Database Partitioning with LIST and HASH: A Real-World Example

S

Sreeraj Rajan

SDE4

January 23, 20265 min read

Database Partitioning with LIST and HASH: A Real-World Example

PostgreSQL performance issues often surface long before the system fully breaks, queries slow down, updates begin timing out, and background processes lag under load. That’s exactly what we encountered with a transaction-processing table that had quietly grown into a 123GB monolith. Over time, this single table became the central bottleneck for updates, categorization workflows, and downstream services.

The problem wasn’t inefficient code or missing indexes; it was the mismatch between a massive, write-heavy table and an access pattern dominated by tenant-specific traffic and frequent point lookups on product_account_id and ref_id. Vertical scaling offered only temporary relief because the underlying structure remained unchanged.

To restore predictable performance, we turned to PostgreSQL’s native partitioning features, using LIST partitioning to isolate the high-volume tenant and HASH partitioning to distribute ref_id-based writes. This redesign aligned the physical table layout with real workload patterns, similar to how we approach high-performance backend systems at Procedure, all without modifying any application queries.

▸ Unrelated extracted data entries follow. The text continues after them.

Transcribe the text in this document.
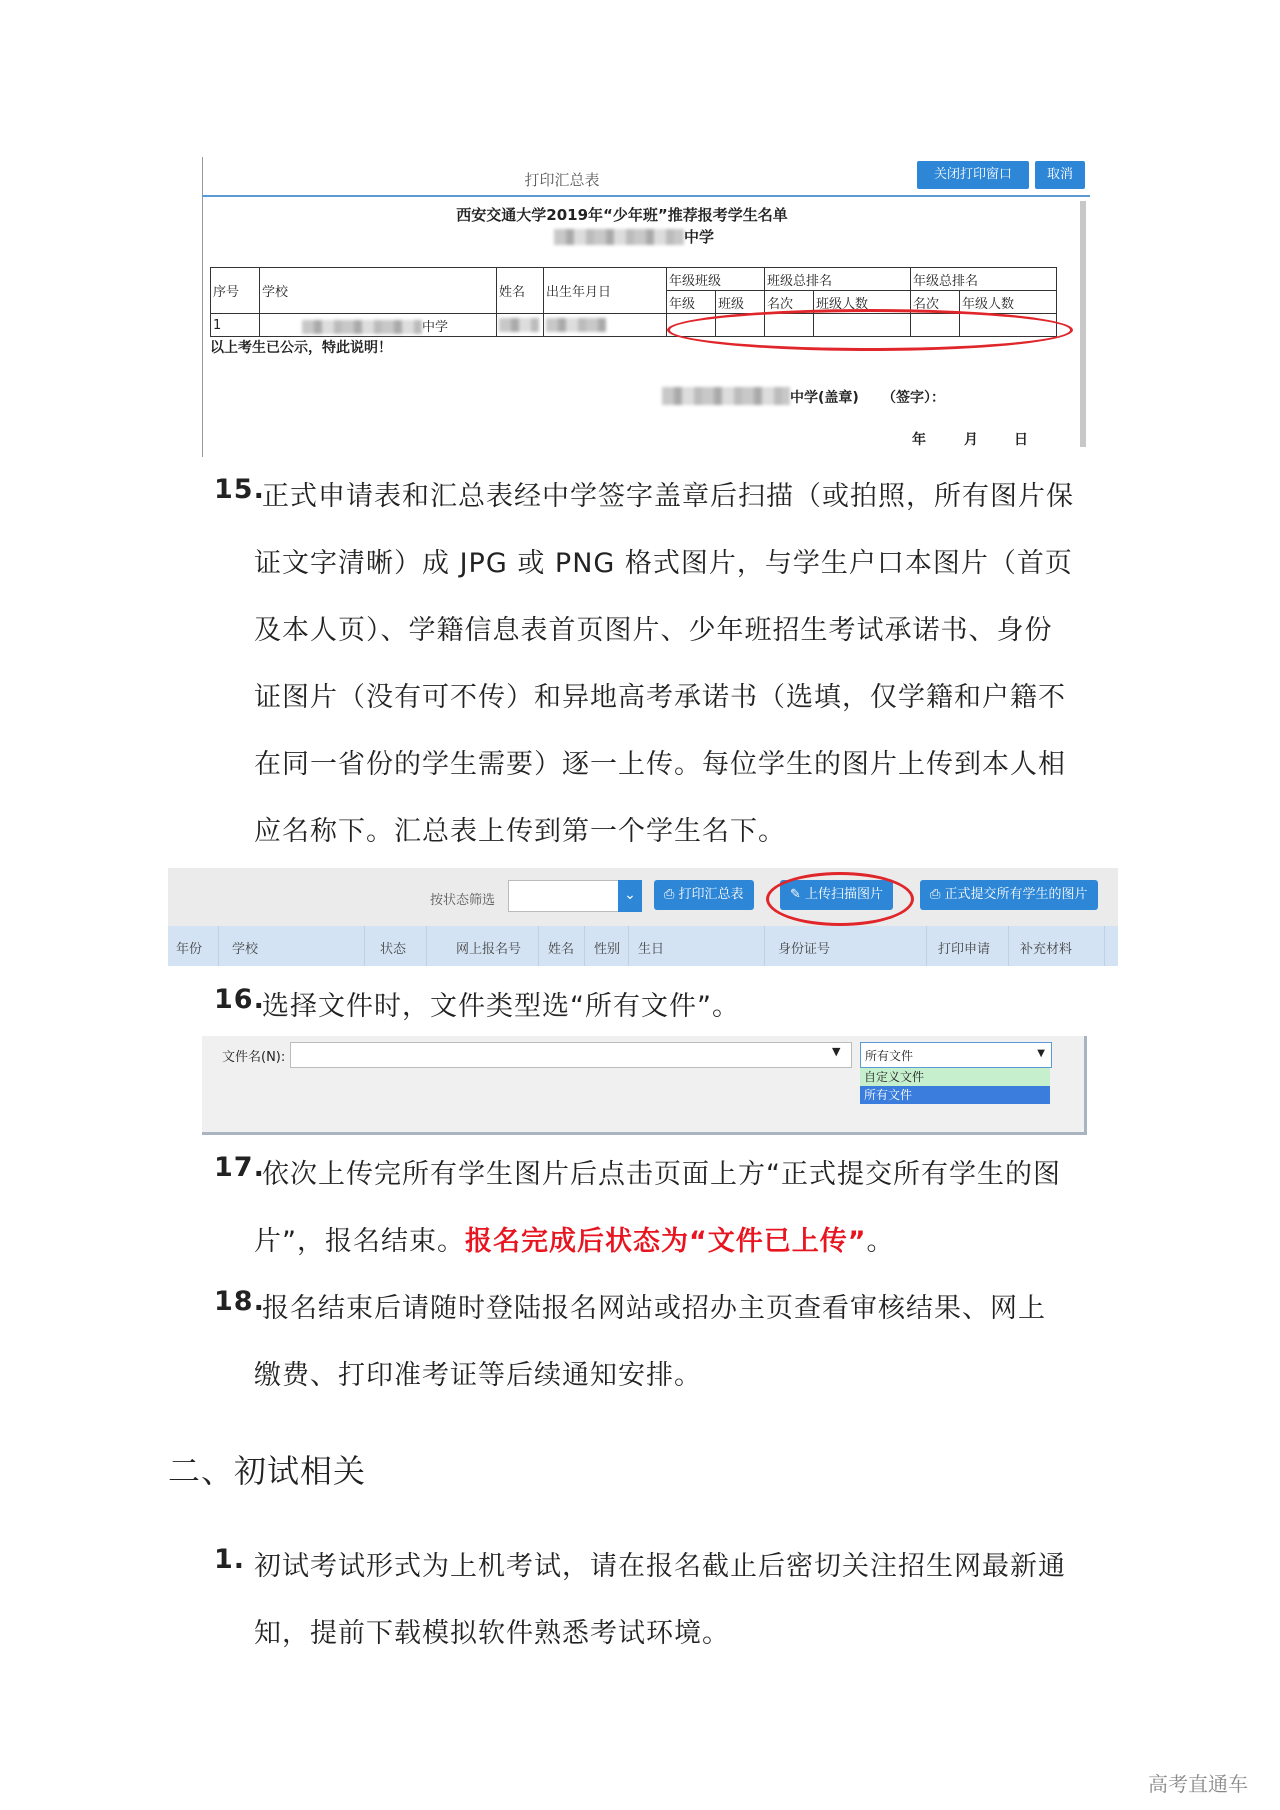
打印汇总表	关闭打印窗口	取消
西安交通大学2019年“少年班”推荐报考学生名单
中学
序号	学校	姓名	出生年月日	年级班级		班级总排名		年级总排名	
				年级	班级	名次	班级人数	名次	年级人数
1	中学								
以上考生已公示，特此说明！
中学(盖章) （签字）：
年	月	日
15.
正式申请表和汇总表经中学签字盖章后扫描（或拍照，所有图片保
证文字清晰）成 JPG 或 PNG 格式图片，与学生户口本图片（首页
及本人页）、学籍信息表首页图片、少年班招生考试承诺书、身份
证图片（没有可不传）和异地高考承诺书（选填，仅学籍和户籍不
在同一省份的学生需要）逐一上传。每位学生的图片上传到本人相
应名称下。汇总表上传到第一个学生名下。
按状态筛选	⌄	⎙ 打印汇总表	✎ 上传扫描图片	⎙ 正式提交所有学生的图片
年份 学校	状态	网上报名号 姓名 性别 生日	身份证号	打印申请 补充材料
16.
选择文件时，文件类型选“所有文件”。
文件名(N):	▼ 所有文件	▼
自定义文件
所有文件
17.
依次上传完所有学生图片后点击页面上方“正式提交所有学生的图
片”，报名结束。报名完成后状态为“文件已上传”。
18.
报名结束后请随时登陆报名网站或招办主页查看审核结果、网上
缴费、打印准考证等后续通知安排。
二、初试相关
1. 初试考试形式为上机考试，请在报名截止后密切关注招生网最新通
知，提前下载模拟软件熟悉考试环境。
高考直通车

What followed was a staged redesign of the table - one that combined native PostgreSQL features with careful operational planning to deliver a safer, more scalable architecture.

When PostgreSQL Tables Become Bottlenecks

As the system scaled, we discovered that nearly 113GB of the 123GB table belonged to a single tenant - a 92% skew. With most activity concentrated in this segment, lock pressure increased, and previously fast queries began slowing.

This skew created cascading issues: ref_id-based updates queued behind locks, background processes lagged, and smaller tenants faced spillover latency. The issue wasn’t storage capacity at all; it was structural. The table’s physical layout no longer matched how the system actually accessed data, which is where partitioning became the clear next step.

The path forward was clear: the table needed physical separation that matched real access patterns, allowing locks, scans, and updates to operate on isolated surfaces rather than a single shared structure.

Choosing the Right Partitioning Strategy

The next step was choosing a partitioning strategy that aligned with real query behavior while keeping the application queries unchanged - PostgreSQL needed to handle all routing and pruning internally.

We evaluated several approaches. Time-based partitioning didn’t fit because access patterns relied on point lookups. App-level sharding required significant code changes. And keeping a single large table, even with improved indexing, would not resolve lock contention.

Query patterns made the direction clear: most operations filtered on product_account_id, and nearly all updates depended on ref_id. This naturally mapped to a two-level structure: LIST partitioning to isolate the high-volume tenant and HASH partitioning to distribute ref_id-driven writes within that tenant.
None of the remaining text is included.